Aşık Mahzuni Şerif, Berçenek’i özlemiş yani göresi gelmiş, bir türkü tutturmuş. “Vay göresim geldi Berçenek seni. Dumanlı dumanlı oy bizim eller” Şimdi ne alaka diyeceksiniz de ben de biliyorum çok alakalı olmadığını. Ama yazıya başlık aradım. Mahzuni’nin bu türküsünün nakaratı aklıma geldi.
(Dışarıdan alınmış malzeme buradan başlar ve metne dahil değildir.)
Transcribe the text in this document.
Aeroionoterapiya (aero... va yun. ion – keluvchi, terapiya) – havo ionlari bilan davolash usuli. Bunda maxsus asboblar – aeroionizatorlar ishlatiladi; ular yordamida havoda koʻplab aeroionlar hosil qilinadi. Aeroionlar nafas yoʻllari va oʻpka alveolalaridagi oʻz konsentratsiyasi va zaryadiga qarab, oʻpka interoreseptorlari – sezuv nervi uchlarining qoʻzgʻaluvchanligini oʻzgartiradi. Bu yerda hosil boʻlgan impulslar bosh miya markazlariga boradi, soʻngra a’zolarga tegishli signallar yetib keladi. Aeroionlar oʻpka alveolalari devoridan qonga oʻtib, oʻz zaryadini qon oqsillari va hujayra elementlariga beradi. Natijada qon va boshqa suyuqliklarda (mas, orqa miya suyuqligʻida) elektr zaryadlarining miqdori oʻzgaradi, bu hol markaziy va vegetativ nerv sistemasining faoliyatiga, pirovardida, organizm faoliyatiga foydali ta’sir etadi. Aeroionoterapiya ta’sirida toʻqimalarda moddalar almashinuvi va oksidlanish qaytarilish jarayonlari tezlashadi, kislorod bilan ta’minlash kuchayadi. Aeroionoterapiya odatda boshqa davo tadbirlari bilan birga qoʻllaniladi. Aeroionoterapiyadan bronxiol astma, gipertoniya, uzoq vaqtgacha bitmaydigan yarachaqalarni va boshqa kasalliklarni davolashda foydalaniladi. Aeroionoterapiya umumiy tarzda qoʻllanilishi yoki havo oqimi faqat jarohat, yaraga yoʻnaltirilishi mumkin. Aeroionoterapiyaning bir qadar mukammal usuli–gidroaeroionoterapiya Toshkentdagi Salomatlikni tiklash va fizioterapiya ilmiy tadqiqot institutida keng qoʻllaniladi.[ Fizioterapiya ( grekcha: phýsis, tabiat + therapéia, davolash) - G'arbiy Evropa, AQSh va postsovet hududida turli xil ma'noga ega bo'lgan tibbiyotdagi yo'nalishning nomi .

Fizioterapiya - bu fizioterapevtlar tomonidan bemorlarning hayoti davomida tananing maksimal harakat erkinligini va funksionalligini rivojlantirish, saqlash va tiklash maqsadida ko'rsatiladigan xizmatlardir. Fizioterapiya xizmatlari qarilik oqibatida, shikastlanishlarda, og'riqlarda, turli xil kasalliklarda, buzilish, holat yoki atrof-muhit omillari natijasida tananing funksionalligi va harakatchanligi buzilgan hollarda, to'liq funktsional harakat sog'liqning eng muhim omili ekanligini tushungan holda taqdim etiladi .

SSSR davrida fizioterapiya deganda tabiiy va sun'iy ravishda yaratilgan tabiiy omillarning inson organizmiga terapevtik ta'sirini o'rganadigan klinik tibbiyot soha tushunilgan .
Bizim ülke bu günlerde öyle dumanlı falan değil. Ortalık toz duman. Göz gözü görmüyor. Zaten son zamanlarda doğrusu bu Cemaat-Hükümet çekişmesine bir türlü anlam verememiştik. Acaba bunlar danışıklı dövüş mü yapıyor? Diye aklımızdan geçiyordu. Bizi saf saf dershaneler tartışmasının içine çektiler. Hani düğün değil bayram değil bu dershane işi nereden çıktı? Şayet dershaneler kapatılmak, dönüştürülmek ya da kaldırılmak isteniyorsa bu oturulur adam gibi planlanır. Kısa, orta ve uzun vadede eğitim sistemimiz (sistemsizliğimiz) yeniden yapılandırılır. Okullarıyla, öğretmenleriyle ve üniversiteleriyle sistem bütünlüğü içinde bir düzenleme yapılır. Artık dershane denilen kuruma ihtiyaç olmadığı sonucuna varılırsa dershaneler elbette kapatılabilir. Yoksa olabilecekleri bundan önceki yazılarımda izah etmeye çalıştım.
Şimdi burada değineceğim husus başka. Dışarıya dershane kavgası gibi gösterilmiş ama esas kavga güç kavgasıymış.
On iki yıldır yazılı ve görsel medya ellerinde. Gezi parkından bu yana bir iki muhalif televizyon ve gazete sesini duyurmaya başladı, ama onları da susturmak için yapmadıklarını etmediklerini bırakmıyorlar.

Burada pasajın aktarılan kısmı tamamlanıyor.